Ramadhan

Cara Allah Cium Bau Mulut Orang Puasa

Jum, 25 Mei 2018 | 09:30 WIB

Puasa berbeda dengan ibadah lainnya. Ibadah yang lain bisa dilihat dengan kasatmata. Sementara puasa hanya pelaku dan Allah SWT yang mengetahui. Manusia bisa saja pura-pura puasa di hadapan manusia.

Kejujuran dan keikhlasan sangatlah utama dalam ibadah puasa. Hanya orang yang jujur dan ikhlas yang bisa mengerjakan ibadah puasa.

Puasa memiliki keistimewaan tersendiri di hadapan Allah. Bahkan dalam sebuah hadits, Allah menyebut puasa yang dilakukan manusia itu sebenarnya adalah untuk-Nya dan Allah sendiri yang akan langsung membalasnya. Bahkan dalam hadits riwayat Al-Bukhari dikatakan:

لَخُلُوْفُ فَمِّ الصَّائِمِ أَطْيَبُ عِنْدَ اللهِ تَعَالَى مِنْ رِيْحِ الْمِسْكِ

Artinya, “Bau mulut orang yang puasa menurut Allah lebih harum daripada bau misik (minyak wangi),” (HR Bukhari).

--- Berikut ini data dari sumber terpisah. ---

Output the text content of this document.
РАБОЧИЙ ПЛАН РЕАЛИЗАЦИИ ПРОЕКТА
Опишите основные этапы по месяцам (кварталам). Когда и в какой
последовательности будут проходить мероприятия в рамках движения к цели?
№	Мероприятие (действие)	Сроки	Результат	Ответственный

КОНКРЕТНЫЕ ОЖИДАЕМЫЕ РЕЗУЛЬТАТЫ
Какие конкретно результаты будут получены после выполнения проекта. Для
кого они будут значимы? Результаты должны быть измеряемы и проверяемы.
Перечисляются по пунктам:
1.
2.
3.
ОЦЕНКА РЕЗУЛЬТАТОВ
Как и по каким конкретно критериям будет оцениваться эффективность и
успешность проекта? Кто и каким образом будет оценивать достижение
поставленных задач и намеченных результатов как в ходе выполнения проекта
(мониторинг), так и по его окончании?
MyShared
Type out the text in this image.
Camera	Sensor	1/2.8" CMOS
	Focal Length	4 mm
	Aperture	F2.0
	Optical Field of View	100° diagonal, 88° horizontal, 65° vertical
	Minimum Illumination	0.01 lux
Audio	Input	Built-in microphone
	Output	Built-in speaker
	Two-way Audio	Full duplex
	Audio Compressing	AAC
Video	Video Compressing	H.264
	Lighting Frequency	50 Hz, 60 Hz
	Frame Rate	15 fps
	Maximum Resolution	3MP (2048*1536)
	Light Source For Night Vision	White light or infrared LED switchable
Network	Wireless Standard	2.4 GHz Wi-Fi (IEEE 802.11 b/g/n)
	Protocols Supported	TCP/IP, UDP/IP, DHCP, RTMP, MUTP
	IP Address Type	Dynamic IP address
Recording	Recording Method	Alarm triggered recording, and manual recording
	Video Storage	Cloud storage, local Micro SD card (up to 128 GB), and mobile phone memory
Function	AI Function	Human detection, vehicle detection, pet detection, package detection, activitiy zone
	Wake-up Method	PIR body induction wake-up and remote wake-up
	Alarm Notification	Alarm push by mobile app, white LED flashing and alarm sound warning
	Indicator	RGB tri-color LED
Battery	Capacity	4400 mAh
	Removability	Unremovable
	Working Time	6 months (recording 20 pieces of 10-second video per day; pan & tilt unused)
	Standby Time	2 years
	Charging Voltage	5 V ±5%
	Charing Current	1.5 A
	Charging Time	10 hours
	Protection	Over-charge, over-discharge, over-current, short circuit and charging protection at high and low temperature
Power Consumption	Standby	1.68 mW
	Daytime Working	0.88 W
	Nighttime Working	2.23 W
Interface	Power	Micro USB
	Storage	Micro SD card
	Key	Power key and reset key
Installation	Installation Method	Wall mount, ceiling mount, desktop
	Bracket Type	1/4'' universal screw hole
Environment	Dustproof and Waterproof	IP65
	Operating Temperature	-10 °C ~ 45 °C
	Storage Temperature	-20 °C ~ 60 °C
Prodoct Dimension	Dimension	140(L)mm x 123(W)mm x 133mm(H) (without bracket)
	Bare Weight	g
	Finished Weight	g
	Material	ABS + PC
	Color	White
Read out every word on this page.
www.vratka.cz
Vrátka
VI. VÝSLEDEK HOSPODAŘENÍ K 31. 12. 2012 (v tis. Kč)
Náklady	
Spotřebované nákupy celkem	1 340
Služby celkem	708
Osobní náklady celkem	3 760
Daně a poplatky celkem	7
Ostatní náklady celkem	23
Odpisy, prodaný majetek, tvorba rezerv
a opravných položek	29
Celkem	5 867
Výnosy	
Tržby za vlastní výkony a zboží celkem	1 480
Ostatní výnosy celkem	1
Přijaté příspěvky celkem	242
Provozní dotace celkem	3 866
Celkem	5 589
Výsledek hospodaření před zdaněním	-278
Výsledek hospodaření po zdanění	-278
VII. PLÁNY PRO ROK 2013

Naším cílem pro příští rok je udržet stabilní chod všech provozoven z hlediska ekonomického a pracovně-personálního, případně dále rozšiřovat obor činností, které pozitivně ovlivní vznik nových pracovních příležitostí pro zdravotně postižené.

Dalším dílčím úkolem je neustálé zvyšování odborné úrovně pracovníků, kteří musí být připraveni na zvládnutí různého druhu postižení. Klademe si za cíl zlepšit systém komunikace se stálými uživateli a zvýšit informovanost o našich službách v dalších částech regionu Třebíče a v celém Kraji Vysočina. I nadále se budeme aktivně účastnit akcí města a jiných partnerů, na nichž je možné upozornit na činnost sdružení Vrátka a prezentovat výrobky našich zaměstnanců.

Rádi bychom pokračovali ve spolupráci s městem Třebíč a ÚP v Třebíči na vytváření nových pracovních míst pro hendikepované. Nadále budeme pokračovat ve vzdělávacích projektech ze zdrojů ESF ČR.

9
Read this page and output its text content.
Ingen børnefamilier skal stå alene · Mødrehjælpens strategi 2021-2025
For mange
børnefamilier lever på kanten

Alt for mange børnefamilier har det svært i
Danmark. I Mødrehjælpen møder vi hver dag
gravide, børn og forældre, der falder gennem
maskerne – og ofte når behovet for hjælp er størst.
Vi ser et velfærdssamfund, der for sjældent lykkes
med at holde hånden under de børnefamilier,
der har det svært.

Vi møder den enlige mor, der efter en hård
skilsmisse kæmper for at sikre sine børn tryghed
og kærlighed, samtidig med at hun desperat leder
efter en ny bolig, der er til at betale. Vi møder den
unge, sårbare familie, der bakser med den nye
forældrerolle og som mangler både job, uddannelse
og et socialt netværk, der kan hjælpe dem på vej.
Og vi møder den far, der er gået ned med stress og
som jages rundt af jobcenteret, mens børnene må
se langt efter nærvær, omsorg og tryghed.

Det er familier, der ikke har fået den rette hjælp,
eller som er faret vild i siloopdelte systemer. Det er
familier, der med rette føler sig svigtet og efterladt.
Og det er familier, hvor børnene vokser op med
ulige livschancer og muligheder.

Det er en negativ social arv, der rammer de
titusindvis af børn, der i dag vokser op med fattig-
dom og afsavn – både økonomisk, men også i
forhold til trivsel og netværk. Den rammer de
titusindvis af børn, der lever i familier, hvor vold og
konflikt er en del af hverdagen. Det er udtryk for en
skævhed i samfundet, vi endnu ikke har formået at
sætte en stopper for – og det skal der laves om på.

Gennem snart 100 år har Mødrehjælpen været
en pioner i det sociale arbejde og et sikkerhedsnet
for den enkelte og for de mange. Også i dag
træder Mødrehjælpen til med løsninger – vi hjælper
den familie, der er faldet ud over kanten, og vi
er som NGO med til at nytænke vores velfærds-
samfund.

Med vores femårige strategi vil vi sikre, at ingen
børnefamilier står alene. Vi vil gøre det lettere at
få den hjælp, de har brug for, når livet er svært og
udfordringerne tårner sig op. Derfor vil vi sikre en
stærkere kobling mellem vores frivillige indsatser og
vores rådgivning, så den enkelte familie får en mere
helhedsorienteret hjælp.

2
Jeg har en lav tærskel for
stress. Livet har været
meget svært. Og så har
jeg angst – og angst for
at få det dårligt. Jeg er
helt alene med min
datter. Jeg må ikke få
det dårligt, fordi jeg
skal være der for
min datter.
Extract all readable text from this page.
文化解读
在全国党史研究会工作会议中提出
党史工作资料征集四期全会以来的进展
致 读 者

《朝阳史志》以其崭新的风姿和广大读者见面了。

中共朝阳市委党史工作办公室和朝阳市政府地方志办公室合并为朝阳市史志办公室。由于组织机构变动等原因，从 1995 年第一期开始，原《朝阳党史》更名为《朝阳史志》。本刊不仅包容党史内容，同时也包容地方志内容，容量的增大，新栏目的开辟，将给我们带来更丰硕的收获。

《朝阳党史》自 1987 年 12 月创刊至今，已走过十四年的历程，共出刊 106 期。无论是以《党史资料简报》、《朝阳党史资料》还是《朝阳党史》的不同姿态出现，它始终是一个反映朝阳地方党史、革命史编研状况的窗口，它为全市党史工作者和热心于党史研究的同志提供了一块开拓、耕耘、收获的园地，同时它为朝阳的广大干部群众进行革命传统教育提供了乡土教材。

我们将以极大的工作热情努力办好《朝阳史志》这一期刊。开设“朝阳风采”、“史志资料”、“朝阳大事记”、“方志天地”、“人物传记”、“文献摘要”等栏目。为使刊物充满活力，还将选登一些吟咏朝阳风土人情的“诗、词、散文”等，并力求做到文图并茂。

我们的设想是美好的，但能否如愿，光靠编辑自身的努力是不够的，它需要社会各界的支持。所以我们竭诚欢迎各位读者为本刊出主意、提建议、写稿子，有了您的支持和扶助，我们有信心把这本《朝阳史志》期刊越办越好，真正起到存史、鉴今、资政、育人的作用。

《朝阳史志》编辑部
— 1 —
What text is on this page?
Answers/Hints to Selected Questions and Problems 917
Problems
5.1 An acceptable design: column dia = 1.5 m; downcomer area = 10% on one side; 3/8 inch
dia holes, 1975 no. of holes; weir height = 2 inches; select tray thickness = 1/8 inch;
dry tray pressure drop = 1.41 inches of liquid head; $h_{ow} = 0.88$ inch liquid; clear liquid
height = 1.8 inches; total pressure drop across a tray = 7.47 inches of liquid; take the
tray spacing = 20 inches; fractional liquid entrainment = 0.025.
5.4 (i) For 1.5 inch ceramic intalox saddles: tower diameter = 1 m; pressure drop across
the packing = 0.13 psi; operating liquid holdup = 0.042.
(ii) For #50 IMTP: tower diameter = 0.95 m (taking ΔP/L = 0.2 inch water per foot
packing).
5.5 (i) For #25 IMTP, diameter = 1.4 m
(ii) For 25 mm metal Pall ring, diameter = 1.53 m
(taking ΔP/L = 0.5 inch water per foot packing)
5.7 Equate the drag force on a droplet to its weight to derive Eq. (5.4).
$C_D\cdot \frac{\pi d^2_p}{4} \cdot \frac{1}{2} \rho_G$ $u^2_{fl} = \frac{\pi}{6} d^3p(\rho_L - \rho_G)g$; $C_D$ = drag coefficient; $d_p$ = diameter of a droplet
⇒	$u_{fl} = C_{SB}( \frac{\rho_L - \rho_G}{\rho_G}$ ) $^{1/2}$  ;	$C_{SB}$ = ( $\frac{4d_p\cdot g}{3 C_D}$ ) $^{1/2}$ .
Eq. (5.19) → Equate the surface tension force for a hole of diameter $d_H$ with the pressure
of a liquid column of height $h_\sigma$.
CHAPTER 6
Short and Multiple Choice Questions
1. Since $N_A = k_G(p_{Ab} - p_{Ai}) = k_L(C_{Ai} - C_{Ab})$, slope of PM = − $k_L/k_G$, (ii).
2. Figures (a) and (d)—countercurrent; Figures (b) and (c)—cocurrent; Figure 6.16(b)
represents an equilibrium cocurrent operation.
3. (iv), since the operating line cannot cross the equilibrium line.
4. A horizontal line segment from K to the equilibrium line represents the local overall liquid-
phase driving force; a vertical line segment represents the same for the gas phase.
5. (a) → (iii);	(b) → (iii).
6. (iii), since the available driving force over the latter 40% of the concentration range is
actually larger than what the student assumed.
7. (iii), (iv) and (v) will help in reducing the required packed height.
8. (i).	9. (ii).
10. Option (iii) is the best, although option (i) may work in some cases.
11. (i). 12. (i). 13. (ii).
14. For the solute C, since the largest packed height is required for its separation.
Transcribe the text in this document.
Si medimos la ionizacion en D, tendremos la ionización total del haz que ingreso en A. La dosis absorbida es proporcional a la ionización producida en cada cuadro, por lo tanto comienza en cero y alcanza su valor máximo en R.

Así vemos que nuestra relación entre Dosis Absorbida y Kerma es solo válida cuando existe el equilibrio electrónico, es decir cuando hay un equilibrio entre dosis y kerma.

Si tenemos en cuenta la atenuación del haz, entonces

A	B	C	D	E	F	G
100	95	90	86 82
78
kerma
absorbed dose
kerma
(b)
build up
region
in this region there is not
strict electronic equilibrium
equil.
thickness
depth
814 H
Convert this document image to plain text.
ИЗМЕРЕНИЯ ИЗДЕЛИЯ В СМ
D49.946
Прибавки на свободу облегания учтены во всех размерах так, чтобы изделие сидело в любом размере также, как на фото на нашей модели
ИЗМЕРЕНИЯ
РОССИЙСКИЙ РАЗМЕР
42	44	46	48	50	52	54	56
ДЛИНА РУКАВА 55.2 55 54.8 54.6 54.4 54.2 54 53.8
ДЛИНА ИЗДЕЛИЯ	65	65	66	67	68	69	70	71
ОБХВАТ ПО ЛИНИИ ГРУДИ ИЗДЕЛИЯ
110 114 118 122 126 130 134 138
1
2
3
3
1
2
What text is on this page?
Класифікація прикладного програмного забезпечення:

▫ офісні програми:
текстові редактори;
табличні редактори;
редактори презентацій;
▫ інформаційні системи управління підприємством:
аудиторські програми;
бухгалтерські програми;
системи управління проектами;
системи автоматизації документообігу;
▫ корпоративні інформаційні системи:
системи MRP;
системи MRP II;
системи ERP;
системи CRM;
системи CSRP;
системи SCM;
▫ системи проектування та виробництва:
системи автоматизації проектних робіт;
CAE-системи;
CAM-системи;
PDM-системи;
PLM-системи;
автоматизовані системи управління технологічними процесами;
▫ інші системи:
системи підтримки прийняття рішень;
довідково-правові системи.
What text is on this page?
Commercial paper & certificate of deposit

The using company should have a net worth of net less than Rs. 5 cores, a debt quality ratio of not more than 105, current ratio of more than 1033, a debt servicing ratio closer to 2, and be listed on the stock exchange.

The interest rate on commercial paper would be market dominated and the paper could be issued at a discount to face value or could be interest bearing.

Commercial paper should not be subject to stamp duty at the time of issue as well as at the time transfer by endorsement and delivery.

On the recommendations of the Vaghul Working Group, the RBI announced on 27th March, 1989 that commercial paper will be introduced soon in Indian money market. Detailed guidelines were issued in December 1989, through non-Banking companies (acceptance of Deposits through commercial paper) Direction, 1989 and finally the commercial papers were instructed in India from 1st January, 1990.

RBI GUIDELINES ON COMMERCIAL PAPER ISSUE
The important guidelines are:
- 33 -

Hadits ini tidak bisa dipahami secara tekstual dan lahiriah karena bisa salah paham. Kalau dipahami secara lahir, bisa berimplikasi pada penyerupaan Allah dengan makhluk.

Kalau kita pahami Allah bisa mencium bau yang harum, berati Allah punya hidung dan tidak jauh beda dengan fisik manusia. Padahal itu sangatlah mustahil bagi Allah. Sebab dalam Al-Qur’an disebutkan:

لَيْسَ كَمِثْلِهِ شَيْءٌ وَهُوَ السَّمِيعُ البَصِيرُ

Artinya, “Tidak ada sesuatu yang serupa dengan Dia, dan Dia Maha Mendengar dan Melihat,” (As-Syura ayat 11).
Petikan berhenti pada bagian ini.